Thankfully, both for me and the well-being of my English-language students, I soon found a job that I was better qualified for; working in animation (at TOEI Studios, on a Superman TV series) and so I quit being an English teacher. Though the full-time job meant that I unfortunately had to give up my morning Japanese classes, it was a relief to be able to take off the baggy suit and neck-tie and draw all day. I continued to do freelance illustration jobs, in addition to the animation work, right up until I left Japan.

LifeDrawing VS MindDrawing

Often, when I buy a big hard-cover sketchbook, I’m intimidated to even draw in it at all. Instead, I do most of my drawing on scraps of paper, and glue these into the sketchbook, using it more like a scrap book. I buy sketchbooks with the intention of drawing from life but instead I mostly fill them with doodles, things drawn from out of my head.
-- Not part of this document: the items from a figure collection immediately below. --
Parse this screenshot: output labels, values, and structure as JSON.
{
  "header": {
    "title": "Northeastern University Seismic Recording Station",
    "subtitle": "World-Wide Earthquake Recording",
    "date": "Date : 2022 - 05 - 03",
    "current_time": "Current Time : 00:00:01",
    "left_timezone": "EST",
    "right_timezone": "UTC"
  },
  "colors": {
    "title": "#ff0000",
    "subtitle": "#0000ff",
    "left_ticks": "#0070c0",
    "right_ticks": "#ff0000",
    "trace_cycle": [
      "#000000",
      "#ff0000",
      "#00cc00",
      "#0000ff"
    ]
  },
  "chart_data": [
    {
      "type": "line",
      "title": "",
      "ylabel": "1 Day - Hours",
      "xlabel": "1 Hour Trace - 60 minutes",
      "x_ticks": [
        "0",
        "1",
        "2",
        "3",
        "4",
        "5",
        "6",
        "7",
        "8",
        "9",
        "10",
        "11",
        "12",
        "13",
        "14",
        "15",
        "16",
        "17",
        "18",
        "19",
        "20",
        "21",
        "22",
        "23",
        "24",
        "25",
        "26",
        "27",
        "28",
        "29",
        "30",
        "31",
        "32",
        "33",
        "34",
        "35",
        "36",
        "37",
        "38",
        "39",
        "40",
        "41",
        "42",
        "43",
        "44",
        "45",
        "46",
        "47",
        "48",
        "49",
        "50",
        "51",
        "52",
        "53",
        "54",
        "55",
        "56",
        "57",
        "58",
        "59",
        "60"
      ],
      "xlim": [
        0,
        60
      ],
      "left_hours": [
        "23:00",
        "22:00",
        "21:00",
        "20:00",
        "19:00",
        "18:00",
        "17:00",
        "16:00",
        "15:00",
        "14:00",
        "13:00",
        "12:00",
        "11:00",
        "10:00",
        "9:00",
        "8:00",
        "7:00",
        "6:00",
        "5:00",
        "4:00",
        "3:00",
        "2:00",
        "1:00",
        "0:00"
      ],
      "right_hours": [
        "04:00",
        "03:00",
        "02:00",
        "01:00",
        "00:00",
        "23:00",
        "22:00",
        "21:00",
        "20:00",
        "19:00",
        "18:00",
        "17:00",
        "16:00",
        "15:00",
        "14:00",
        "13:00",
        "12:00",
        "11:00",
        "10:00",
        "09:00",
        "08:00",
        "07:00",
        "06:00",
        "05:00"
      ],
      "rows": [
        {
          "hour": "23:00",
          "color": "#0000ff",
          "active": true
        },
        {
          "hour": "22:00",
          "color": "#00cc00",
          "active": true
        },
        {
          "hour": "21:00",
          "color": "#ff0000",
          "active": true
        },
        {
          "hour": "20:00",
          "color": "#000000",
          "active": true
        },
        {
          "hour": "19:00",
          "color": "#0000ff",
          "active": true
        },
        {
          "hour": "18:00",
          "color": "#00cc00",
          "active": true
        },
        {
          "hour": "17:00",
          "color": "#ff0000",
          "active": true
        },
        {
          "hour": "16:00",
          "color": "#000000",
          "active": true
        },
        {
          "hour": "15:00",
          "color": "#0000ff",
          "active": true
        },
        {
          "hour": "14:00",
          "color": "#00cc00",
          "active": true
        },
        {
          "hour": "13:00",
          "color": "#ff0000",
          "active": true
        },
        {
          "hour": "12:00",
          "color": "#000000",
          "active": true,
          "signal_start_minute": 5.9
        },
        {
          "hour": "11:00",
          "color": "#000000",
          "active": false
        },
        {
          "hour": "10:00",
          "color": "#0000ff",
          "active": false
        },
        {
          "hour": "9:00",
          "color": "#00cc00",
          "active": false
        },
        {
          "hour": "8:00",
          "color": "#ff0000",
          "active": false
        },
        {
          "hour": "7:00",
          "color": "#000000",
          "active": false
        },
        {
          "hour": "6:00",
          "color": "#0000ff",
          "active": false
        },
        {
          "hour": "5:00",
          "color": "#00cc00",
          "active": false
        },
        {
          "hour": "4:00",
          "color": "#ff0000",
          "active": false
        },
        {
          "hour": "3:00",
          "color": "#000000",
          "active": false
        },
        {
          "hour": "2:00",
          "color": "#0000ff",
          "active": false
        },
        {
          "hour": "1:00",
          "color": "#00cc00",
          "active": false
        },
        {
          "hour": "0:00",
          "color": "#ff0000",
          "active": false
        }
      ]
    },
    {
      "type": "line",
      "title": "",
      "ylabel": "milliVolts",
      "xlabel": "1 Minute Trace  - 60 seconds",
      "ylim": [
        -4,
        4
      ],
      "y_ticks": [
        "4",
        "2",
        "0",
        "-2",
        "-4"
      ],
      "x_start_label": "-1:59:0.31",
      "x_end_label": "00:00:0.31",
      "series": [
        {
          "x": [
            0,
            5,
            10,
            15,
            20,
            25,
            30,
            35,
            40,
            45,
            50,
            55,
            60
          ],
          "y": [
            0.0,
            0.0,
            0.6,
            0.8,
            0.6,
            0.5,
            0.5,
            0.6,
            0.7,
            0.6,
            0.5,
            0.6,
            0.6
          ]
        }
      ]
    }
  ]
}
When it comes to drawing realism, I have always admired people I have worked with who can pull plausible images out of their minds without resorting to reference. Even when the subject matter isn’t some fantasy-land or goof-ball cartoon, I enjoy seeing a personal stylisation that informs drawings of the “real” world. I think that has made me want to be capable of the same. But I realise that part of the reason that people can draw from memory or imagination is that is that they have spent the time puting images INTO their heads first.

I can be sloppy about using reference too… Though not always out of pure laziness. I have learned that I draw better caricatures from memory than I do from looking at a photograph directly. Memory seems to record a shorthand record of a person’s dominant features and attitudes; a good place to start in doing a caricature. Seeing myself as a cartoonist rather than an artist gives me a bit more licence to exaggerate and fudge the details…


I suppose that the reason I started drawing in the first place was that it was a form of escapism. It wasn’t about representing reality but coming up with an alternative. Anyway, as much as I enjoy doodling from my imagination, I have been thinking that I need to more often feed it it with some reality; life drawing or sketching from life, or even copying images from books and magazines, is something that I need to do more of… in order to find that balance of personal style and plausiblity.